I was taking my youngest to his school and listening to him marvel at the fresh snow and how he sure hoped it would still be there when he got home. As he was telling me this, he stopped cold and realized that he had already made himself plans to play something else and maybe, possibly, go to a neighbor kid’s house to do that. Just as quickly, he remembered that Daddy had purchased the new Disney Plus streaming service and fresh TV would be available for his viewing pleasure.

“Mommy, I have so much to do I don’t know how I’m going to decide,” he said. Well that IS a tough call. If you’re just desperate to know how it turned out, he chose a little of all three options and not a lot of any of them.

That conversation has been stuck in my brain. I was thinking about something along those same lines when he started talking about it. See, I was spending the same day volunteering at his school. I had been wondering how I was going to have time to get my various tasks done, fix dinner, get them to and from after school activities. At the core, I’ve really been thinking about priorities.

Life is short. I have a finite amount of time. It doesn’t matter how smart, kind, rich or poor I happen to be or how much stuff I accumulate. I cannot change the time. I can, however, change how I spend it. I don’t want to spend it being so busy that I’m too exhausted to enjoy it. It’s a little too close to the law of diminishing returns for me. My energy invested goes up and the benefits go down. If I give everything the same importance, then actually nothing is important.

I love sports and always have. In my late teenage years in particular, I was in a stretch at one time where I was playing softball for my high school and then for two other league teams in two different towns plus another team that traveled to different weekend tournaments. I was playing constantly. There were a couple times where I played three games, for three different teams, in three different towns on the same day. That was the perfect scheduling alignment for me.

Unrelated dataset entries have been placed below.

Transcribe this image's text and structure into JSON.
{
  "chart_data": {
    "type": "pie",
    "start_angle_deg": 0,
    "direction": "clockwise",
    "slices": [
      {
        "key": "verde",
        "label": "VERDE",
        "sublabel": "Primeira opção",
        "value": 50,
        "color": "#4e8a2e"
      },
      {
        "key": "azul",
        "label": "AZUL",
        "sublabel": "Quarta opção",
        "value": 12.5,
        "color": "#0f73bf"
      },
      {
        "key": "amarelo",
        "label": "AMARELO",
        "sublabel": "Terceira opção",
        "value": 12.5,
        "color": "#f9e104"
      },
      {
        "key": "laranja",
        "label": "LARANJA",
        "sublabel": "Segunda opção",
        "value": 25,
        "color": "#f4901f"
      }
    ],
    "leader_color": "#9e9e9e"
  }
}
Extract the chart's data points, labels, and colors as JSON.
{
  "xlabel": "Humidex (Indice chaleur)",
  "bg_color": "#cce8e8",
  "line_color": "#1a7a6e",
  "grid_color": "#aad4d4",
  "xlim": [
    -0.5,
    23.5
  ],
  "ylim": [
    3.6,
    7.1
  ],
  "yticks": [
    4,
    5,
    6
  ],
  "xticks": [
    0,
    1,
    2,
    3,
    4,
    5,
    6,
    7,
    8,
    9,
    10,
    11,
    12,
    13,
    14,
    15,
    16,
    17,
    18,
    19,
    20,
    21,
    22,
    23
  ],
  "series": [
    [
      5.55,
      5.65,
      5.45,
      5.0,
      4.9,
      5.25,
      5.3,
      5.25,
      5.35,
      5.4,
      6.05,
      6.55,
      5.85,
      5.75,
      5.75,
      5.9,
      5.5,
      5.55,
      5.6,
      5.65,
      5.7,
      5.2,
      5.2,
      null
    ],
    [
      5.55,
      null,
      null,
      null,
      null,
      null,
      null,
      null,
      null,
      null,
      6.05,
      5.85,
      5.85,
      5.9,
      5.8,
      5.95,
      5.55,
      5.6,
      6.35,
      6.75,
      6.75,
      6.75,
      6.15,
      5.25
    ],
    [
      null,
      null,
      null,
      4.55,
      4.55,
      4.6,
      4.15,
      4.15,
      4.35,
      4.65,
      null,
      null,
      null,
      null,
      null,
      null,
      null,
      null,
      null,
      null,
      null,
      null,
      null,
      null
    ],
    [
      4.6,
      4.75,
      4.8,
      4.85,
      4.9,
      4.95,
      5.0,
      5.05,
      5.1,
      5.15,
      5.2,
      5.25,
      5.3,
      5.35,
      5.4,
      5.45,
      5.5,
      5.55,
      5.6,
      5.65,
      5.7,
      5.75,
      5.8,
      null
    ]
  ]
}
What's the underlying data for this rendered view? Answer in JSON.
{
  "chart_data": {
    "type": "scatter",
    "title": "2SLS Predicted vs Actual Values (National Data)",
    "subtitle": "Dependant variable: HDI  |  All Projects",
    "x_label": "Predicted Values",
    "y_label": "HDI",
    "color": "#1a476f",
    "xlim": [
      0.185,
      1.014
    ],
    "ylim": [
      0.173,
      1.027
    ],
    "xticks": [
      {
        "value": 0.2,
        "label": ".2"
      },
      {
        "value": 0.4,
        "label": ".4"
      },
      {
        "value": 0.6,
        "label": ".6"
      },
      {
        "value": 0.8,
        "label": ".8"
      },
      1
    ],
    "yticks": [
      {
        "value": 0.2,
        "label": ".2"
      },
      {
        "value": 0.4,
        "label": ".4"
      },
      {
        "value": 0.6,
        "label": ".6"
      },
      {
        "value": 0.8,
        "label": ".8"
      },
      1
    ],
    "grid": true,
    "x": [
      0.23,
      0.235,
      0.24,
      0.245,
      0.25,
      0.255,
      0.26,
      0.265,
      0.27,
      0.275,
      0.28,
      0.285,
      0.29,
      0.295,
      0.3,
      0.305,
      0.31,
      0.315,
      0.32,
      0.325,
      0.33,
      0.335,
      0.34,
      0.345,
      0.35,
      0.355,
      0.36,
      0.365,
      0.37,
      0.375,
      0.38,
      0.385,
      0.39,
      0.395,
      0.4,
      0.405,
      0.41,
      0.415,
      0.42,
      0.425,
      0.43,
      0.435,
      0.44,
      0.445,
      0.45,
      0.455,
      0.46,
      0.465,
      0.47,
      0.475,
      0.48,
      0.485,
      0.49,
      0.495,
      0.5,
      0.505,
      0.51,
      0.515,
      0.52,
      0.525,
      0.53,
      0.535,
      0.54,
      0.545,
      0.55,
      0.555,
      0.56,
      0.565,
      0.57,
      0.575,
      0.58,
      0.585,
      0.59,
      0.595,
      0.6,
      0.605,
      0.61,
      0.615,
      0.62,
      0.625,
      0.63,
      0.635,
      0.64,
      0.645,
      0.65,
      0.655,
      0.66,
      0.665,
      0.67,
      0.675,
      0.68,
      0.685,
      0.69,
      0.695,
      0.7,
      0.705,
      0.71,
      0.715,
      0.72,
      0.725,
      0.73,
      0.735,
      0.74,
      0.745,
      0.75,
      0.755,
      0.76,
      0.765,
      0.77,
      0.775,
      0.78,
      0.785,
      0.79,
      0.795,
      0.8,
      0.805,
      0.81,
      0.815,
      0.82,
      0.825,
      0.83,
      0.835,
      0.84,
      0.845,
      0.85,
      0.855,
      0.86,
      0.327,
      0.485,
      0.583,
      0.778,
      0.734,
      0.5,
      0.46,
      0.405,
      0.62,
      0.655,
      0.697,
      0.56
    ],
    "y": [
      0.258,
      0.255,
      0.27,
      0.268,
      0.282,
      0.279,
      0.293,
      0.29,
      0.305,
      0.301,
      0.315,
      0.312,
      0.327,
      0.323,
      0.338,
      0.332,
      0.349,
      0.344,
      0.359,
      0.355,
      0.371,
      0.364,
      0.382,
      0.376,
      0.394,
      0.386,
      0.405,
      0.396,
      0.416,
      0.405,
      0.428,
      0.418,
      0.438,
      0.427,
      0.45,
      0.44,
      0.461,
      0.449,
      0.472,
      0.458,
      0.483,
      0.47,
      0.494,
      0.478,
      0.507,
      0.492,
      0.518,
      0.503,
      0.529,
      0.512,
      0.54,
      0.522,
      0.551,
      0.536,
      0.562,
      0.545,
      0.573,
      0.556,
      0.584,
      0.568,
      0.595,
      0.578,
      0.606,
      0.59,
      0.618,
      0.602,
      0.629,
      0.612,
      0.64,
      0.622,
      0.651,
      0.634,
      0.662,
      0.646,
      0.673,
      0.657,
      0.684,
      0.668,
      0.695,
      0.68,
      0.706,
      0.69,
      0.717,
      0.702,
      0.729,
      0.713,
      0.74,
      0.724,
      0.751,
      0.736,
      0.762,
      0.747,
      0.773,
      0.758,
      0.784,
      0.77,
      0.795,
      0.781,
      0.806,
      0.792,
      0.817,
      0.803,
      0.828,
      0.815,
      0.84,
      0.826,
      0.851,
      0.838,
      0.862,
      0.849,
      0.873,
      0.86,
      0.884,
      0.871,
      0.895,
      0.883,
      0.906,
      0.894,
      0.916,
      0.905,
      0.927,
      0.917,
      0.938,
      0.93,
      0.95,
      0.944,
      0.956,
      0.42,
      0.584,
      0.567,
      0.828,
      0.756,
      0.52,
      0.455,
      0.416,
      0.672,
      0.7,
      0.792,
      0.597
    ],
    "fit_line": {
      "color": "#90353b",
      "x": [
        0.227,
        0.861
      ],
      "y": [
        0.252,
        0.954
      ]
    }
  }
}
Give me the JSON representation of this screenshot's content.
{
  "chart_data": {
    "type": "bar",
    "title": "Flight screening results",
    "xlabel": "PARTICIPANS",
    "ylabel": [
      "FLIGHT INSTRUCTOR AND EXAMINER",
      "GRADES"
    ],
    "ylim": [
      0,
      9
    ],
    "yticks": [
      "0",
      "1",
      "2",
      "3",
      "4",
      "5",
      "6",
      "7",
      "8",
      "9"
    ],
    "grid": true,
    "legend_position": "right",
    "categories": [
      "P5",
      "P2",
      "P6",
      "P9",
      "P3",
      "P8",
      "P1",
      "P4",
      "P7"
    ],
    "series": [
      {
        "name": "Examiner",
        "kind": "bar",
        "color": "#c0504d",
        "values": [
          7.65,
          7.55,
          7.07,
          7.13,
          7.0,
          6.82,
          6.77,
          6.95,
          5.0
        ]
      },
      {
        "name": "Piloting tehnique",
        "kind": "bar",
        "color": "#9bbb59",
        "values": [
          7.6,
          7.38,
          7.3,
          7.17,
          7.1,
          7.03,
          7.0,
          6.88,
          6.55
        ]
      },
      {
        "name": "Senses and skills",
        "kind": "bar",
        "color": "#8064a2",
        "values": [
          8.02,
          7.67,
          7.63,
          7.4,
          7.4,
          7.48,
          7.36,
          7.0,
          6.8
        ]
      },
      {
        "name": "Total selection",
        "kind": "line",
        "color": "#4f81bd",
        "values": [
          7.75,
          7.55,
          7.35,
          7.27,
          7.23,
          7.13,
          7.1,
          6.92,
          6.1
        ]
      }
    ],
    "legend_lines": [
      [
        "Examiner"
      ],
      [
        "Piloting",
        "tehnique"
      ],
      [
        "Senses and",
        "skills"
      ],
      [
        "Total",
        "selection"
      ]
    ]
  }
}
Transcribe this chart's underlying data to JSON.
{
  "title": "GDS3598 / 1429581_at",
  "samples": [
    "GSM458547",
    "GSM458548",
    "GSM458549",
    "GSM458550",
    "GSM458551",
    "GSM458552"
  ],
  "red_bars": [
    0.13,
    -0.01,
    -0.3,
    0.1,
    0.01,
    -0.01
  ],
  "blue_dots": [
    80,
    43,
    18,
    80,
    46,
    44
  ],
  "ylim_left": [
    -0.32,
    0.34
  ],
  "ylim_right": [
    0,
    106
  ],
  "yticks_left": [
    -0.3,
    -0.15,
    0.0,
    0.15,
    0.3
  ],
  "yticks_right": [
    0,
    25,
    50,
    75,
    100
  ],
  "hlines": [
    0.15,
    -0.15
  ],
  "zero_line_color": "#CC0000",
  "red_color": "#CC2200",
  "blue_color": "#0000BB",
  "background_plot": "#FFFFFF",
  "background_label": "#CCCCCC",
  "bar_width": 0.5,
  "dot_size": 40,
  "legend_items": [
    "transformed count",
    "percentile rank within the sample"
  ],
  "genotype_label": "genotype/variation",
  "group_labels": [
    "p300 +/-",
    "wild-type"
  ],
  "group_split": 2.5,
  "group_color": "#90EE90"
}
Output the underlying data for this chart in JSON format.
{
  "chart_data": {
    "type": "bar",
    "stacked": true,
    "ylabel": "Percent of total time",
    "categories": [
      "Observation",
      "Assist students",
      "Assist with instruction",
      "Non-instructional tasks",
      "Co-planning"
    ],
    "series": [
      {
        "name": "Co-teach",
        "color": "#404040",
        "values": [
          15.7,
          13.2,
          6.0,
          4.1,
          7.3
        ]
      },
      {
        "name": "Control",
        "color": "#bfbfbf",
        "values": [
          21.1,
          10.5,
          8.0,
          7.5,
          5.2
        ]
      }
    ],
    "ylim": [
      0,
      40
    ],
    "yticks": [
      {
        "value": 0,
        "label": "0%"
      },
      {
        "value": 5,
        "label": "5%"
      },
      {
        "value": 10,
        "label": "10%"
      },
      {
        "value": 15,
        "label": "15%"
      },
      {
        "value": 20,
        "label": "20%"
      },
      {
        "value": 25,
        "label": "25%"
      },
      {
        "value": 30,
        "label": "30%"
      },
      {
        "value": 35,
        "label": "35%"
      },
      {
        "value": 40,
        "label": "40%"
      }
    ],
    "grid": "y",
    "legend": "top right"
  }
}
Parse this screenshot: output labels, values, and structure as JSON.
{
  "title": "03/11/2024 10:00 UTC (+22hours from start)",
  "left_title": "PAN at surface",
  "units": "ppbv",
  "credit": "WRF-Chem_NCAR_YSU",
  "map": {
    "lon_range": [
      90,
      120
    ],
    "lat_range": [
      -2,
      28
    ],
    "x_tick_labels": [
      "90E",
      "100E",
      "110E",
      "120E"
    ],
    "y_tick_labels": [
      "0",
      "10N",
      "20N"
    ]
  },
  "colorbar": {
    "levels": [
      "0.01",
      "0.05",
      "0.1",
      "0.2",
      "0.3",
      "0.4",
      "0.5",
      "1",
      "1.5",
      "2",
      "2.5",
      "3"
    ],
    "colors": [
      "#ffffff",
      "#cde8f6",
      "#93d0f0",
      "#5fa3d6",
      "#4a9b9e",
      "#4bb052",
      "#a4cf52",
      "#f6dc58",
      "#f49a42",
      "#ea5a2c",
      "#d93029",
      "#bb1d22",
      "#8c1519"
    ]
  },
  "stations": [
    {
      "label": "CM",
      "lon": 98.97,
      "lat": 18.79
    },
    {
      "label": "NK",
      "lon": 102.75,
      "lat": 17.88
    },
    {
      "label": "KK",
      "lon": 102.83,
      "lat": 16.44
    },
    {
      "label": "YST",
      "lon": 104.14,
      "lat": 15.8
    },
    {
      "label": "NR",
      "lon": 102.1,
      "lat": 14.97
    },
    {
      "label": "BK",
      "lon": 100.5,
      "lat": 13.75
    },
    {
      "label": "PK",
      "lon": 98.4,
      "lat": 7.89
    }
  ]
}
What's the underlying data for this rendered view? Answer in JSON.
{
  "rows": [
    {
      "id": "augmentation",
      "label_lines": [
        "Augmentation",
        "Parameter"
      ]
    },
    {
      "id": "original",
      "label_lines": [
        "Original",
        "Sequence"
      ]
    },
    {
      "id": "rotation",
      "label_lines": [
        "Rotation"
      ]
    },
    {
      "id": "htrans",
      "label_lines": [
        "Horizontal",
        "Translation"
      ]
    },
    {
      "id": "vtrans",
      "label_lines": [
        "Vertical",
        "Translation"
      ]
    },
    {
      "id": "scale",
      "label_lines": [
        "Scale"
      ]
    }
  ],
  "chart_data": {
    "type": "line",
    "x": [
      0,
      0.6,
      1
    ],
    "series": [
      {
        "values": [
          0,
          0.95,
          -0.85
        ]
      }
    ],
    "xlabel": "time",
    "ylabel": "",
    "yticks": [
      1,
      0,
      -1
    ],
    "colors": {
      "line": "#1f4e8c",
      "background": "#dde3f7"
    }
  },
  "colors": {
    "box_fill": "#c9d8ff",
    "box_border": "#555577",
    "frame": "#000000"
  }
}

My mom disagreed. I could drive myself up and down the road to all those games so she just let me and drastically reduced her appearance at any of them for a while. She said I was playing so many games that none of them mattered. My eye-rolling teenage self just blew her off and continued on to my games. The much older and wiser me now understands what she was saying.

I would like to believe that I gave my maximum effort in all of those games, but the reality is that I probably wasn’t capable of that when I was spreading myself so thin. I didn’t take time to reflect on the wins, losses or my performances because I didn’t have it. I was on to the next game as fast as humanly possibly – changing uniforms in the car on the way down the road.

It just so happens that many of us, and that definitely includes me, are doing a version of this same thing in our daily lives. We’re filling our schedules and our kids’ schedules so full of things that we’re losing some of the value. I don’t think that God wants us to live that busy. I think He wants us to spend more time on fewer things with greater value.

Personally, I’ve been trying to make sure that He’s at the top of my value list. I’m far too guilty of making Him fight or wait for my attention. I’m also guilty of making the people most important to me fight for my real attention. My children for example. I want to do lots of things with my kids but I have to be careful not to over do it. I don’t have to fill a whole childhood in one year or one holiday season. When I drag them from one activity and event to the next without giving any of us down time to rest and recover, we get tired, cranky and don’t appreciate any of it.

That’s when I become the version of myself that Mom was trying to warn me about all those years ago. I think that’s the version of me that God is trying to warn me about when He reminds me to rest and to be still. I’m afraid that my kids will just remember a tried and grumpy Mom instead of the wonderful experiences I’m trying to give them. It’s well intended but missing the mark.

I pray that all of us are willing to slow down and value our time, not just during a holiday season, but for life. Let’s prioritize, do a few things wholeheartedly and then allow ourselves time for rest. That’s how we can truly appreciate our limited time. That’s how we can give God, our spouses, our children and our most important people, the best version of ourselves. And when we can give the best version of ourselves, we get the best results.